Last year, a question was submitted to the GMO advocacy website GMOAnswers about whether or not the USPTO should allow the patenting of living organisms.
Under 35 U.S.C. 101, “the laws of nature, physical phenomena, and abstract ideas have been held not patentable.” Therefore the USPTO cannot and does not award patents on living organisms that were
merely discovered in nature.
However, the U.S. Supreme Court Ruled in Diamond v. Chakrabarty that a “nonnaturally occurring manufacture or composition of matter—a product of human ingenuity—having a distinctive name, character, [and] use” is patentable subject matter.”
The Supreme Court ruled that if a bacterium or other living matter was engineered, by man, to do something that it cannot do naturally, it is patentable under the same conditions that apply to any other kind of invention.
Historically, there has been a precedent to protect these kinds of innovations which are derived from living organisms.
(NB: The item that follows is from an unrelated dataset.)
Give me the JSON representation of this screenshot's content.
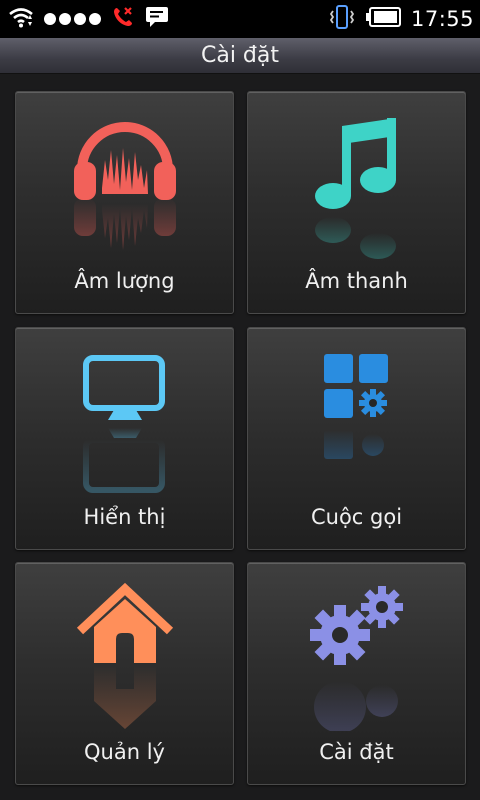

Patented engineered microbes are used in many scientific processes-including the production of antibiotics and the fermentation of organic wastes. Patents have also been awarded for new pest or herbicide resistant crops varieties.
According to Hans Sauer, BIO’s Deputy General Counsel for Intellectual Property:
“Biologically engineered organisms like pest-resistant crops, or modified bacteria for producing antibiotics, can be very expensive and time-consuming to develop. And because they are living and capable of reproduction, they can very easily be copied by competitors without a lot of reverse engineering. For such products, patent protection is often needed to provide assurances that great investments of time and effort ran be recouped down the line.”
Patents ensure that innovative changes to living matter, changes which offer new products with distinctive differences to the natural product, are protected, incentivizing investment and future research into life-changing inventions.